At Goleta Beach, the Surfrider Foundation is concerned with the environmental impact of a proposed extension of the rock revetment wall. Many people want this project to slow the beach's erosion, however. Surfrider has hired the Environmental Defense Center to ensure a proper environmental review on the project costs.

INTERNATIONAL

In Taipei, environmentalists are cirticizing Taipower's  reluctance to review mistakes in an environmental impact assessment for the project.  The erosion of the nearby Fulung Beach is  attributed to construction of the wharf at its nuclear plant.

The Port of Uppalam, India, agreed to a legislative inquiry on the dredging of sand for beaches by deepening the estuary.  There currently is no method to measure the quanity of sand mined. Former Chief Minister, V. Vaithilingam said the practice there was to dump boulders to prevent sea erosion and is now concerned with the system permitting the dredging of the beach sand.

At Male, Maldives, a land reclamation project has been temporary halted to allow dmage it is causing to the coral reefs to abate.  Sediment on the reefs blocked oxygen supplies killing coral colonies.  Further, nearby island beaches were at risk from the massive land mass created blocking current flows.

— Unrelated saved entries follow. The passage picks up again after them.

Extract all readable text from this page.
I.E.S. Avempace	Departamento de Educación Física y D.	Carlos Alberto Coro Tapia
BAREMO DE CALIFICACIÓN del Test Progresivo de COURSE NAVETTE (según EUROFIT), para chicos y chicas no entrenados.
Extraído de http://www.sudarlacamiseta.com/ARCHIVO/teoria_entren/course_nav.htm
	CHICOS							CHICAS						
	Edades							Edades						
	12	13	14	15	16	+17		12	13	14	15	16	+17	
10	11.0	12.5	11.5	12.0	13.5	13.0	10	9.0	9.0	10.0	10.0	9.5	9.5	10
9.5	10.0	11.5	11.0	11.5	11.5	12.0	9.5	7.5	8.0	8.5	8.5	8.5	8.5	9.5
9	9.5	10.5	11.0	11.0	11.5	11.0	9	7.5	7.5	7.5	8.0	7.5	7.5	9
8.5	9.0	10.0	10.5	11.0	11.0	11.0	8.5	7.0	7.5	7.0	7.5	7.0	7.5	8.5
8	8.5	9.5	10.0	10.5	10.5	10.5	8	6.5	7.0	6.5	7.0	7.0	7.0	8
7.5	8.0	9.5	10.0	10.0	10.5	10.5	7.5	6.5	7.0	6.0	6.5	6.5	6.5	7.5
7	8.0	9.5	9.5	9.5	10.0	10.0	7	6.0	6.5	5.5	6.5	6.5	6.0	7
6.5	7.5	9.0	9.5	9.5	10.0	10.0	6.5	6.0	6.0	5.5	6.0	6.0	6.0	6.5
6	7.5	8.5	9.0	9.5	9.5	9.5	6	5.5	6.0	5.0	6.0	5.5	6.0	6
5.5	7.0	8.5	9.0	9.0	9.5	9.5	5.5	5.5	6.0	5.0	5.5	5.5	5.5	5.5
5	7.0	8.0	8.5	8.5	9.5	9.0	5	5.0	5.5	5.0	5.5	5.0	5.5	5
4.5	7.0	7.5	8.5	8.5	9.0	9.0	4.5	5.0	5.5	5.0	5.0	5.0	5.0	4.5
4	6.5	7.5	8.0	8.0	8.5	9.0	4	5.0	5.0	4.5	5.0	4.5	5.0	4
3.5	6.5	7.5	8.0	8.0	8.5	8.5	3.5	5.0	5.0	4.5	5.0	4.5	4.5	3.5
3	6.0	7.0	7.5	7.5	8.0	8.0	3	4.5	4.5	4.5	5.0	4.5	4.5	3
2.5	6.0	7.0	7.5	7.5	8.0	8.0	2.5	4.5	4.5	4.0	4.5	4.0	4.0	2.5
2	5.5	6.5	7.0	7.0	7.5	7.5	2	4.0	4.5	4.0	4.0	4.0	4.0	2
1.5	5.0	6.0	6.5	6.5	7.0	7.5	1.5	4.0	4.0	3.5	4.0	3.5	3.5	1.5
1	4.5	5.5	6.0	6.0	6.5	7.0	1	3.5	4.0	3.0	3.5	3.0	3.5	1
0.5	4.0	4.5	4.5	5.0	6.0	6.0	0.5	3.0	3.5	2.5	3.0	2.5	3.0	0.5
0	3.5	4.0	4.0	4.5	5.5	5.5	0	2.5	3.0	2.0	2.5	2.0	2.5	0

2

In Suffolk, UK, £34 million is on to be spent on removing the groines and building-up the beaches with imported sand to protect the sea walls on the Essex coastline.  Additionally, 13 rock breakwaters will be built offshore to prevent the sand from being swept away.  This is to prevent an estimated £69.9 million worth of damage to buildings, amenities and infrastructure.

At Bunbury, Austrialia, an engineer and member of the coastal and foreshore management advisory committee recommends an offshore island rather than the propsed $2 million seawall to protect Back Beach from ongoing erosion.  He says the method is similar to the Indonesian government's island/headland project for the eroded Sanur Beach.  The community does not want the originally proposed groins.